Revolution is inevitably followed by a period of chaos. Maybe that's why a highbrow New York Observer story about the evolution of Hollywood news media devolved into a glorious, shit-throwing media shitstorm.
John Koblin did his heroic best to explain What It All Means: The accelerating decline of Variety, the rise of celebrity Twitters; the enduring but increasingly preposterous hope of the Los Angeles Times, the swagger of self-made blog bigfoot Nikki Finke; the "clubby" world of pre-internet Tinseltown reporting, the ambitions of upstart blogger Sharon Waxm—
"Her site is getting no traffic and is inaccurate and boring..." Finke said.
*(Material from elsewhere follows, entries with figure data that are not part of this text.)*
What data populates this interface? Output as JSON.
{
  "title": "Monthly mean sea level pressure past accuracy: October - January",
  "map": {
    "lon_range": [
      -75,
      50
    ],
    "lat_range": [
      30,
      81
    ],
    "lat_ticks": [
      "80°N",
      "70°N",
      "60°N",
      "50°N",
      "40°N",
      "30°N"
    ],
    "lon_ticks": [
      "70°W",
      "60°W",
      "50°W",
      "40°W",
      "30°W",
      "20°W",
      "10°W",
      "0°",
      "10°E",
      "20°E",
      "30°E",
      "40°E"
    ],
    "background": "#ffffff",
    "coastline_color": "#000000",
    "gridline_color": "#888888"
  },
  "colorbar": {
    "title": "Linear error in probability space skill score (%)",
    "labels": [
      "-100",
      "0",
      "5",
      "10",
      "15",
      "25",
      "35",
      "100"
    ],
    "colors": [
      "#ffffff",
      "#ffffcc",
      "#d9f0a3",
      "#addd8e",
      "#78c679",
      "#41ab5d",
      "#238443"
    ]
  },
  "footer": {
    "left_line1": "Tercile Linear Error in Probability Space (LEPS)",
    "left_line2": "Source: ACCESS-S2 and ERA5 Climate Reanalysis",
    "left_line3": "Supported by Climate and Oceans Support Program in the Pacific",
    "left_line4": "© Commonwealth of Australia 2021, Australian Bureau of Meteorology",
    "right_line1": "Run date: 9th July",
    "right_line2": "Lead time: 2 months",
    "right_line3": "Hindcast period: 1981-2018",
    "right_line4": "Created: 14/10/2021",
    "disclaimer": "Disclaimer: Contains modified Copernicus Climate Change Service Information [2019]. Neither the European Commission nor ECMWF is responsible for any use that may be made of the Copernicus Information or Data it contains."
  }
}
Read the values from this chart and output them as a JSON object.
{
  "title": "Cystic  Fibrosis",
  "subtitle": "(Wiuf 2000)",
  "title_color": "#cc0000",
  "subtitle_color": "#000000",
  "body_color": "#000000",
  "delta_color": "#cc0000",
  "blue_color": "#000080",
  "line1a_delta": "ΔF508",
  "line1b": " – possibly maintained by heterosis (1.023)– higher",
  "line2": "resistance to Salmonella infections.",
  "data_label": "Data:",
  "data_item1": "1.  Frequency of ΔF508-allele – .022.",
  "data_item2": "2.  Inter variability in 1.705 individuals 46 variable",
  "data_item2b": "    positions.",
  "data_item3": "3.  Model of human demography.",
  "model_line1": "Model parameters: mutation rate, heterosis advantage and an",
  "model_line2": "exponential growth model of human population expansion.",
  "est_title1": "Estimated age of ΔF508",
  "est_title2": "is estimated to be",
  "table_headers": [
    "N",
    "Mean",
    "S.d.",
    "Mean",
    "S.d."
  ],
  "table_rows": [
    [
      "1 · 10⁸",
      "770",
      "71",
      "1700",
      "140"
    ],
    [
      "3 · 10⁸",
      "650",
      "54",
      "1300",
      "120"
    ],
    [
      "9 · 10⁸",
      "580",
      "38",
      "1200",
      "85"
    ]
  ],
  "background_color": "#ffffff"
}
OK, well, maybe we could get back to a constructive dialog about how the economic misfortunes of movie studios have maybe accelerated the decline of printed med...
[Variety's Brian] Lowry, in a blog post singling out [LA Times' Patrick] Goldstein, calls him lazy, petulant and a weak reporter. "Now you have this blog, ‘The Big Picture,' so I'm thrilled to see... you squeeze out more than 800 words a week," wrote Mr. Lowry.
Right. We'll skip right over the discussion of economic viability amid the decimation of advertising revenue in the print-to-online transition, then, and just ask if anyone else want to hurl some fecal m...
"The way [Finke] twists things and the way she always manages to bend the facts-and I put facts in quotes-is in a way that suits her..." Ms. Waxman... added. "People around Hollywood are terrified of her."
Alright, fine, bottom line: In case the example of New York wasn't clear enough, Los Angeles media also illustrate how technology and fragmentation are reviving the old tradition of feuding. As longtime Variety kingpin Peter Bart explains to Koblin, we're going back to the 1930s, when Louella Parsons competed ruthlessly with former friend Hedda Hopper to dominate Hollywood gossip. Everyone is at one another's throats.
No, the Waxman-Finke rivalry isn't exactly hot news, but the point is that more of these little squabbles are erupting all the time, if only because there are so many would-be media alpha dogs in this period of flux, before the inevitable consolidations and shakeouts that make life boring again.
Seeking a final bit of illumination on that, we excitedly emailed Koblin's piece to a media source who quickly replied, "I thought only Hollywood bloggers cared about feuds created entirely to bait traffic, but I totally forgot about the New York Observer!"
Then again, what did we expect? Welcome to the future. It's kinda bitchy!